To capture ‘dead or alive’:
Pakistan offers reward for Taliban Chief
PAKISTAN: Pakistan on Sunday offered a 615,000-dollar reward for
information leading to the capture, dead or alive, of local Taliban head
Baitullah Mehsud, currently holed up in the tribal belt.
Two national Urdu-language newspapers and local papers in the
northwest city of Peshawar carried an advert offering the
50-million-rupee (615,300-dollar) reward for Mehsud, and other amounts
for 10 other senior militants.
“The government has announced a cash reward for anybody providing
authentic information leading to the capture of these (11), dead or
alive,” said the advertisement.
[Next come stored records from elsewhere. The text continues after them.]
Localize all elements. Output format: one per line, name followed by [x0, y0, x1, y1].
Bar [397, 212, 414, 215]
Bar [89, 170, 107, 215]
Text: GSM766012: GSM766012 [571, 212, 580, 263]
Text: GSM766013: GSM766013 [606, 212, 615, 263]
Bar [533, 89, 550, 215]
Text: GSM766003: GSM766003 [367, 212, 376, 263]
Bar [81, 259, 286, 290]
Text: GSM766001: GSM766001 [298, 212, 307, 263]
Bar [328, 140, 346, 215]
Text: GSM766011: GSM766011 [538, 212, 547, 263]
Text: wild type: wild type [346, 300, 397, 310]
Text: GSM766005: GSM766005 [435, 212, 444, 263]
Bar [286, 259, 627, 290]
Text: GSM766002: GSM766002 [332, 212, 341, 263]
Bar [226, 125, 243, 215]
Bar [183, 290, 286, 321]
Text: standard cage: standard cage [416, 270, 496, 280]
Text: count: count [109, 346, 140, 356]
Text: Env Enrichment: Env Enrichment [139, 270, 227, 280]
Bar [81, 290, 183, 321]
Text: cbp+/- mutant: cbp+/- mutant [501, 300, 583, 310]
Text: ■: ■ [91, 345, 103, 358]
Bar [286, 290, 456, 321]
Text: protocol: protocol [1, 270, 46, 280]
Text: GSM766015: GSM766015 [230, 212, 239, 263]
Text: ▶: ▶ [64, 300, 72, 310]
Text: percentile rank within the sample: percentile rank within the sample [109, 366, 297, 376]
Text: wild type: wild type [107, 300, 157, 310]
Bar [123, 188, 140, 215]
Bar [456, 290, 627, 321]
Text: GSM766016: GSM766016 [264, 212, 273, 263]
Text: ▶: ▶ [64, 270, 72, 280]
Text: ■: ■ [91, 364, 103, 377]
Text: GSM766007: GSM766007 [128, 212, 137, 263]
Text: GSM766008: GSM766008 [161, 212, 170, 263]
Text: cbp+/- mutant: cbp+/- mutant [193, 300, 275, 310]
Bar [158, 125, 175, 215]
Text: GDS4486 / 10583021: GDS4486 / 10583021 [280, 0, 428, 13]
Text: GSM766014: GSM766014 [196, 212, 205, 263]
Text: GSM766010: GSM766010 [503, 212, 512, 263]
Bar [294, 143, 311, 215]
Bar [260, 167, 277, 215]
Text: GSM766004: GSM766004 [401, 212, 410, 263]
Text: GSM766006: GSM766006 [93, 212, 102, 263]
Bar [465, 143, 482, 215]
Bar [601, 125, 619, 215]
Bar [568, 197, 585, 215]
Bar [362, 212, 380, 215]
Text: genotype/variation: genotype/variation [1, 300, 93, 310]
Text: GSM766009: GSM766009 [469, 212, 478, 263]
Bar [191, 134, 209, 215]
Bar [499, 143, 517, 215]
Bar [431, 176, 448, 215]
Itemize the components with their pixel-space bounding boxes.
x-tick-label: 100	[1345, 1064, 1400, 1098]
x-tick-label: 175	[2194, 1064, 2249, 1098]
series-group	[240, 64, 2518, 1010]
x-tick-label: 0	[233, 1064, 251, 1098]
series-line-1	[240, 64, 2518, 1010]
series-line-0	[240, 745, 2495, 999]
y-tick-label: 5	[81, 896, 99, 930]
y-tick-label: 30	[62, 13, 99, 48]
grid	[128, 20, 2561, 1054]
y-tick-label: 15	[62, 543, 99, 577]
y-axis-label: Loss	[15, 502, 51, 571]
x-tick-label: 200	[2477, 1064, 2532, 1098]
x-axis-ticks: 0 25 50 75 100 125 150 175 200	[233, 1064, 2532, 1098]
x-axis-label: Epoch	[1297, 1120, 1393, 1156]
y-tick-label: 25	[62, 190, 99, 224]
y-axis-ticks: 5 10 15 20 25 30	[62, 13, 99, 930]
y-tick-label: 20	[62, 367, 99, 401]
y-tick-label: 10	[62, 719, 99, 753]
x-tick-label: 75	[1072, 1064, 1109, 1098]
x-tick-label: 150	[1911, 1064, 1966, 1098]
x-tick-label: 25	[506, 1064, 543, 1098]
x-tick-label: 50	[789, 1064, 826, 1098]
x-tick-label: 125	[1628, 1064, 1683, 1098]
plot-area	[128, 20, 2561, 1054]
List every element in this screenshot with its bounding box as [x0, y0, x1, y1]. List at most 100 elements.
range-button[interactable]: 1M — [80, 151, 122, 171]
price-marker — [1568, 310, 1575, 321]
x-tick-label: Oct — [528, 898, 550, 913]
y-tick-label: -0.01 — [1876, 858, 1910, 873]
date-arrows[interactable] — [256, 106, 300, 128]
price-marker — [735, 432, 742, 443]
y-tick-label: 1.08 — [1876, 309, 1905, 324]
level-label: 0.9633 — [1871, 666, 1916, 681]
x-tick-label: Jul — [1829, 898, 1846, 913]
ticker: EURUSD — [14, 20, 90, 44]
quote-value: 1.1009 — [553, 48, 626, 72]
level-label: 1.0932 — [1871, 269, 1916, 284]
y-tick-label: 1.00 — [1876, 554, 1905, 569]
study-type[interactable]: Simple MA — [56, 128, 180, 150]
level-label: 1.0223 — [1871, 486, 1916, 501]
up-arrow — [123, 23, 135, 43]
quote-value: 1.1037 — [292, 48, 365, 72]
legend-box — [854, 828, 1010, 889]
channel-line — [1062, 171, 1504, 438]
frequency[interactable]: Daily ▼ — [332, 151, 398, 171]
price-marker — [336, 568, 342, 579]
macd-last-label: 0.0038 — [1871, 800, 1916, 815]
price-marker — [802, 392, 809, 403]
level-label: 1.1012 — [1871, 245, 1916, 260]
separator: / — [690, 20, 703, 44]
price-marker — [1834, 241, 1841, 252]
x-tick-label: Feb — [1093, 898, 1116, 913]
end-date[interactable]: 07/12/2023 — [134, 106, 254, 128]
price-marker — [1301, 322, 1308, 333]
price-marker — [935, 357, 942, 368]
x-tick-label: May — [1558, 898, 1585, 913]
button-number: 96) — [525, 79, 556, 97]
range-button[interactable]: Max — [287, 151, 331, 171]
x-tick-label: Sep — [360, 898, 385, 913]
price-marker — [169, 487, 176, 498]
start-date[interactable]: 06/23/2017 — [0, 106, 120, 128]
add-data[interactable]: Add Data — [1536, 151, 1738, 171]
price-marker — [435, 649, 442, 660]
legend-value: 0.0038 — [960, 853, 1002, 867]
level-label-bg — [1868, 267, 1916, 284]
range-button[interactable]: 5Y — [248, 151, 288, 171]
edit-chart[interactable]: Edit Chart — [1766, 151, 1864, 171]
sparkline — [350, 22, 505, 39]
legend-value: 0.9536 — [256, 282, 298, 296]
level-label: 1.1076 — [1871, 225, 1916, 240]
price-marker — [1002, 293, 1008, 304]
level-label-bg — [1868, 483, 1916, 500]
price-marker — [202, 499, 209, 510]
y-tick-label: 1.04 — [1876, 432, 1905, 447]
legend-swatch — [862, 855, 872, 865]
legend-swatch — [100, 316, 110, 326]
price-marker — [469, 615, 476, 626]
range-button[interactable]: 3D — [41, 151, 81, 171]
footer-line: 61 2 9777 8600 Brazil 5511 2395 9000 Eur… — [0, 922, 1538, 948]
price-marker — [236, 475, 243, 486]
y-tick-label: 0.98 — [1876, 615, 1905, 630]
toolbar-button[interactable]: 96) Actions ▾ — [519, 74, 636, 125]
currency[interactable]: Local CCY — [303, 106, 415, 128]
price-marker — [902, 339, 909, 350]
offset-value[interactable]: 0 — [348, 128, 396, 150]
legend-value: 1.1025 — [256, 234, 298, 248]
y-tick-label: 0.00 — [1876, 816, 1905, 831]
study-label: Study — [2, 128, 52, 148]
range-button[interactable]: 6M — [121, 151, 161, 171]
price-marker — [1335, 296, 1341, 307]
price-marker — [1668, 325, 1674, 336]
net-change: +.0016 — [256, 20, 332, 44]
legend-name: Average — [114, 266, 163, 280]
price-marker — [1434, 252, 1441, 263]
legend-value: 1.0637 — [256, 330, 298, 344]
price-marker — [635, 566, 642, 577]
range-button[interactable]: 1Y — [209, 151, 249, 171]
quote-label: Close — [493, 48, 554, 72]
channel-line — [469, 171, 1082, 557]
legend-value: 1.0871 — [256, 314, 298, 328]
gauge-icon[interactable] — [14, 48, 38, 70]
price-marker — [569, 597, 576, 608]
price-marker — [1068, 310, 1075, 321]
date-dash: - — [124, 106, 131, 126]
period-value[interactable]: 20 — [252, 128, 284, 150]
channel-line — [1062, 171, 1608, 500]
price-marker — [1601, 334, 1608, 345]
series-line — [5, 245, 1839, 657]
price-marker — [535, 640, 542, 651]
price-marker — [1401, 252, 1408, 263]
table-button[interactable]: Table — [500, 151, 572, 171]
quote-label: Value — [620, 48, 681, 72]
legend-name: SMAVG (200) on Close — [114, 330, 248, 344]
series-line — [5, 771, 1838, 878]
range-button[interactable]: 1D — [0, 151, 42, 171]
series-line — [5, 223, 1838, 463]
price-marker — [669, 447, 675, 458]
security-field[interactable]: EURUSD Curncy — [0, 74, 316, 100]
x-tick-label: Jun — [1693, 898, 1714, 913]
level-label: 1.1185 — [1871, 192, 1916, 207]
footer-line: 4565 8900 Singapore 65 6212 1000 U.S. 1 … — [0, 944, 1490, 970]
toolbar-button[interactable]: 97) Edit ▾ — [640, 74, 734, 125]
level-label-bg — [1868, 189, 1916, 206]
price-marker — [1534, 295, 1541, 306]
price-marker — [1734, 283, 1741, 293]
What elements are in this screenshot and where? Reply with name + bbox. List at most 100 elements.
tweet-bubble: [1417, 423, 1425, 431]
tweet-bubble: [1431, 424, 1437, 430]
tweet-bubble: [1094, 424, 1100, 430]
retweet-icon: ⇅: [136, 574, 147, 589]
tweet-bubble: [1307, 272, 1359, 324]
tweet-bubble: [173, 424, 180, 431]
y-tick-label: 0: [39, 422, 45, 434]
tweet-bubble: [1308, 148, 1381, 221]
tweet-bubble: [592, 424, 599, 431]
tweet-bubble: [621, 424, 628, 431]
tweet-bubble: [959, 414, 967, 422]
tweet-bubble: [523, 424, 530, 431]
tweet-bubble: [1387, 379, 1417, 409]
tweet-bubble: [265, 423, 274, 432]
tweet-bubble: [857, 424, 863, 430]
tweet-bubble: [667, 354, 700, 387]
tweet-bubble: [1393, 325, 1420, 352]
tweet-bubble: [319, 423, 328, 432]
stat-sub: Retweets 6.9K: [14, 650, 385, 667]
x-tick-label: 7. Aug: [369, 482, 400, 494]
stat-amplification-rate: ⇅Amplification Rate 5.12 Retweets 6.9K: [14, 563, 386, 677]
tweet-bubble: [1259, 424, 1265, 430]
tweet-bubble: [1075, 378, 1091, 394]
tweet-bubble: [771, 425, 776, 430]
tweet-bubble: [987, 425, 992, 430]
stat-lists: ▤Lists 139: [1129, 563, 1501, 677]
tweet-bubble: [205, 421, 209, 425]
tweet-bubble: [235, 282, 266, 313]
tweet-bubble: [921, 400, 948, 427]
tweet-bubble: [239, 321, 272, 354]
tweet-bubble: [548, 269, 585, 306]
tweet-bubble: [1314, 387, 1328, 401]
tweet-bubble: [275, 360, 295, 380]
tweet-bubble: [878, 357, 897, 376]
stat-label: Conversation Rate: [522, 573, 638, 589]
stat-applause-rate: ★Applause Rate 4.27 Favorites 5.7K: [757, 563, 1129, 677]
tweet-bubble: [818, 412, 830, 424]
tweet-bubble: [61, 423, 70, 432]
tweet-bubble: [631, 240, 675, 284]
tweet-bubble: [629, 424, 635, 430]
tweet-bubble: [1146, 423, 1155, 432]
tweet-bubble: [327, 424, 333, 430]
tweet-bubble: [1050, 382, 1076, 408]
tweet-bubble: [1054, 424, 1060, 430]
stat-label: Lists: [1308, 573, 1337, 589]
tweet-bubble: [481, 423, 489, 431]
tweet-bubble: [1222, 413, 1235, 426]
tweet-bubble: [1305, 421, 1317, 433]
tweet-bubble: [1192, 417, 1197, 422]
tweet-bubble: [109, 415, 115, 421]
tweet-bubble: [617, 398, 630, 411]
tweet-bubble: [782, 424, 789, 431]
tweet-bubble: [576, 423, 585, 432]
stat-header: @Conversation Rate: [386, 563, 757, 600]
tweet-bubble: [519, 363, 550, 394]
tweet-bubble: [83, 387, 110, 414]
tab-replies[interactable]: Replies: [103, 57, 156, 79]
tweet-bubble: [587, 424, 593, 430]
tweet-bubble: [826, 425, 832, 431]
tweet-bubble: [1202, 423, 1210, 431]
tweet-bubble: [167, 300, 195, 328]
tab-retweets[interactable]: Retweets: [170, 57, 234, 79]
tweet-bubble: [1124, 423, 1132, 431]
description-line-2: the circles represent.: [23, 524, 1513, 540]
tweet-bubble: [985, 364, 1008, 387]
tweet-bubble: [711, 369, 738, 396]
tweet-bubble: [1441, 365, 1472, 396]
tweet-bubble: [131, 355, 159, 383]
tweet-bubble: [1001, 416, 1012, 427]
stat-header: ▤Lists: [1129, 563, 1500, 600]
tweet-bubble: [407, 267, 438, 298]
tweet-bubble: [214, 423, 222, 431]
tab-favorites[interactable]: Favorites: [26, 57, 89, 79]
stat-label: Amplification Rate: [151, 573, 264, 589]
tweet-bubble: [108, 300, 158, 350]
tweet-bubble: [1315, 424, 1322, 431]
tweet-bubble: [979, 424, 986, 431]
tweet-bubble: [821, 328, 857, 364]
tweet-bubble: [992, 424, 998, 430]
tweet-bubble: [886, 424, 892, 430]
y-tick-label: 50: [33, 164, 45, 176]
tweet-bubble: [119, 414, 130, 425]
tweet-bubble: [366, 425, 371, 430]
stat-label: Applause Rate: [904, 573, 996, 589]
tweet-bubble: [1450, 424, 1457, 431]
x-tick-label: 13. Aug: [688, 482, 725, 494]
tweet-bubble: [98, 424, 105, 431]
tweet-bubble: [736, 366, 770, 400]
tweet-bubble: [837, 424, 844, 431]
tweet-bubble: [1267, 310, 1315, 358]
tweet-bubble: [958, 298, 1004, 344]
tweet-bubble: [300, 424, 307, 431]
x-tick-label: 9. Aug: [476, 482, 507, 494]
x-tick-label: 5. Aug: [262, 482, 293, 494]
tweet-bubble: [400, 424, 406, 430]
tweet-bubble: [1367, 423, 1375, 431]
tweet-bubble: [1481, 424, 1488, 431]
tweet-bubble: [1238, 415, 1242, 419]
It then lists the wanted men, along with
their bounties.
“Innocent people are being killed because of the bloody activities of
these so-called defenders of Islam,” the advert says.
Fighter jets and helicopter gunships have been pounding Mehsud’s
hideouts for weeks, ahead of an expected ground offensive following a
similar operation to root out Taliban in and around northwest Swat
valley launched in late April.
Fayyaz Tooro, home secretary of the North West Frontier Province,
said it was the first time Pakistan had slapped a figure on
Al-Qaeda-linked Mehsud.
“This list has been issued by the interior ministry and has been
published for the first time in close cooperation with security
agencies, which provided invaluable information to the government,”
Tooro told AFP.
Mehsud already has a five-million-dollar bounty on his head offered
by the United States, with the US State Department branding the warlord
“a key Al-Qaeda facilitator in the tribal areas of South Waziristan.”